The hurricane season officially started on June 1 and, as if to signal the change, the rains have blessed us this month. Though these showers have in no way alleviated the low water reservoirs around the island, they have at least resulted in much greener foliage than in earlier months. Still, we have to be prepared for any changes in weather patterns and any named storms that form in the latter portion of the season.
To that end, we have some critical questions: does Barbados need stricter laws when it comes to protecting the safety of the populace during natural disasters? Along with the declaration of an island-wide shutdown, do we need to enact a law to force citizens to take it seriously? Or maybe we need only to enforce more strictly, the laws already in place.
This concern emanates from the seemingly reckless and negligent behaviour displayed by some of the nation’s citizens during previous storms. For example, a few years ago during Tropical Storm Matthew, one individual took it upon himself to “drift” in a truck around the empty car park of a popular establishment, despite the warning of emergency services to stay indoors during the heavy winds and rain. The lawlessness did not stop there. Other drivers used the rainy weather and reduction of traffic on the roads to perform stunts around the Warrens Highway, causing immense danger not only to themselves but the other motorists on the road during this foolhardy demonstration. Surely there needs to be some sort of sanction for these displays of careless and foolish driving. Suppose they had lost control of the vehicles and crashed? Supposed the
recklessness had happened during a time that emergency services could not come out to their rescue?
As such, we must examine what is already on the law books to deter these rash individuals, because their actions are a direct violation of the order of the emergency services to Barbadians to remain safely inside of their homes until the all clear is given.

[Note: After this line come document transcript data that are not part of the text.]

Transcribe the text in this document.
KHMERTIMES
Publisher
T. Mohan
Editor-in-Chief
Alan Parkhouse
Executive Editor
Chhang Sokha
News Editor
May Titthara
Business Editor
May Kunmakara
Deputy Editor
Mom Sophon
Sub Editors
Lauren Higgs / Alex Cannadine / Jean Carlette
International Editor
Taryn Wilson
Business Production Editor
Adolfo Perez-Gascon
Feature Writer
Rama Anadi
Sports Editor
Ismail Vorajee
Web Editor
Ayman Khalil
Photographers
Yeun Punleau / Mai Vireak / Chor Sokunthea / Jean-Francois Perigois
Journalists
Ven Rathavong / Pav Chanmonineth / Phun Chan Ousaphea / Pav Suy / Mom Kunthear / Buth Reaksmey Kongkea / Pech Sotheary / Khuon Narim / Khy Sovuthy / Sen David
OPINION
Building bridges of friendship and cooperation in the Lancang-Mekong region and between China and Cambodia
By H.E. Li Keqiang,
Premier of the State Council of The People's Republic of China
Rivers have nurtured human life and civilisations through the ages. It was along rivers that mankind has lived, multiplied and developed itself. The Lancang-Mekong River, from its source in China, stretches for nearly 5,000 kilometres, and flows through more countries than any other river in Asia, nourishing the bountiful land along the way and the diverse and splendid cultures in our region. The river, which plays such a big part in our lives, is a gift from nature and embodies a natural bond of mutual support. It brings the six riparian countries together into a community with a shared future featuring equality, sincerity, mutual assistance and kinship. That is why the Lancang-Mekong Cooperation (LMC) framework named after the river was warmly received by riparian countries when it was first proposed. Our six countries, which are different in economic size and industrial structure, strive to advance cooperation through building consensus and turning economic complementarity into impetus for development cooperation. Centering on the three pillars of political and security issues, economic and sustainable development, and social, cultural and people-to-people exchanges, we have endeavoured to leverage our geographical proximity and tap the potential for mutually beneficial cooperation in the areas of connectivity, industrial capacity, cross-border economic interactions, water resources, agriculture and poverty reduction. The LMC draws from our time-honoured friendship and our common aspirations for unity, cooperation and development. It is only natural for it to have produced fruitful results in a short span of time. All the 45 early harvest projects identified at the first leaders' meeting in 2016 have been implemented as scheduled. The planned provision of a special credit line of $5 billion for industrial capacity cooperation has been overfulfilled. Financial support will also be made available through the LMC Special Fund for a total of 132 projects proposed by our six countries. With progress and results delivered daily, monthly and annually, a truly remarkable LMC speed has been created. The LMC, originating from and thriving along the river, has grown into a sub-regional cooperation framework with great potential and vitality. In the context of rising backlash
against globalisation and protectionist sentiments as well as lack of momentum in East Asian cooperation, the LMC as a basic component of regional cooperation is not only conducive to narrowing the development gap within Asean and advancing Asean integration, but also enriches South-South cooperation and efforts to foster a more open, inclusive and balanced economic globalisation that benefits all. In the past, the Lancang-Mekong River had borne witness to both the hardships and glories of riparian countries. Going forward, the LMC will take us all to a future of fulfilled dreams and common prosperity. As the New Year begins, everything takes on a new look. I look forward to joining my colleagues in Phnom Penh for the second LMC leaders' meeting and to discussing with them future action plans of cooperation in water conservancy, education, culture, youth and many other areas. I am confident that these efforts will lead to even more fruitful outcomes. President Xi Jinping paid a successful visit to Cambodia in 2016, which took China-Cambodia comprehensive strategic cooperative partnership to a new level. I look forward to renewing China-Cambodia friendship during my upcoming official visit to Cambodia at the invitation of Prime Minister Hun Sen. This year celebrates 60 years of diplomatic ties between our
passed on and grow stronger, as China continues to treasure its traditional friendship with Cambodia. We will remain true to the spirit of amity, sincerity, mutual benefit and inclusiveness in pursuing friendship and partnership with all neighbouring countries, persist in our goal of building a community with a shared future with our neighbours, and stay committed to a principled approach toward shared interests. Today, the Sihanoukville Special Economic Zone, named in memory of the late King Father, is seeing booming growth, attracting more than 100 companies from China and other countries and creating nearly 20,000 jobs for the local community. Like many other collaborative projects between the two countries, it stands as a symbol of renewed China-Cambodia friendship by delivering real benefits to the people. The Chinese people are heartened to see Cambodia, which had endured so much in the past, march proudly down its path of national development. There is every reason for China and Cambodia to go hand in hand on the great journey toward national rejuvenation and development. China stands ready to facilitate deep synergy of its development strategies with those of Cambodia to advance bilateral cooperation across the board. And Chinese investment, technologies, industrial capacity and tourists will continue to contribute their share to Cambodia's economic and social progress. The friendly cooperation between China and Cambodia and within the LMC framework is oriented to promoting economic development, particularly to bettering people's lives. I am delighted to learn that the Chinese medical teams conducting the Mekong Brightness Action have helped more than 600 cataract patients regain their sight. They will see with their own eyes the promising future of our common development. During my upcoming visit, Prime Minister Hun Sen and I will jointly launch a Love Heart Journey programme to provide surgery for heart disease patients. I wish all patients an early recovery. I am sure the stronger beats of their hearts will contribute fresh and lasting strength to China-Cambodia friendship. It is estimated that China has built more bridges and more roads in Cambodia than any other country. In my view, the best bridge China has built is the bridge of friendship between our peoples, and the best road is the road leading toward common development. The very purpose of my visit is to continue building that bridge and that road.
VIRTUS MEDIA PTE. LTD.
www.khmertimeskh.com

The Offences Against the Person Act CAP 141, Section 19 states that “any person who unlawfully and maliciously or recklessly engages in conduct which places, or may place, another person in danger of death or serious bodily harm is guilty of an offence and is liable on conviction on indictment to imprisonment for life”. Furthermore, Section 24 notes that any person, having the charge of any carriage or vehicle who, by wanton or furious driving or racing or other wilful misconduct or by wilful neglect,
does or causes to be done any bodily harm to any person whatsoever, is guilty of an offence which is triable on indictment or summarily”.
We have seen enough viral videos on social media to realise that unlawful road behaviour is not exclusive to occasions when the country is shut down. Indeed, some public service vehicle and private vehicle drivers make a case, by their recklessness, for the law to be prosecuted to its highest extent. However, since we are in the season, we think it prudent that as public service announcements remind people of the actions they should take before, during and after a storm, that those PSAs also remind of the need to stay off the roads until the all clear is given. If they will not do it, then the law needs to step up and be enforced.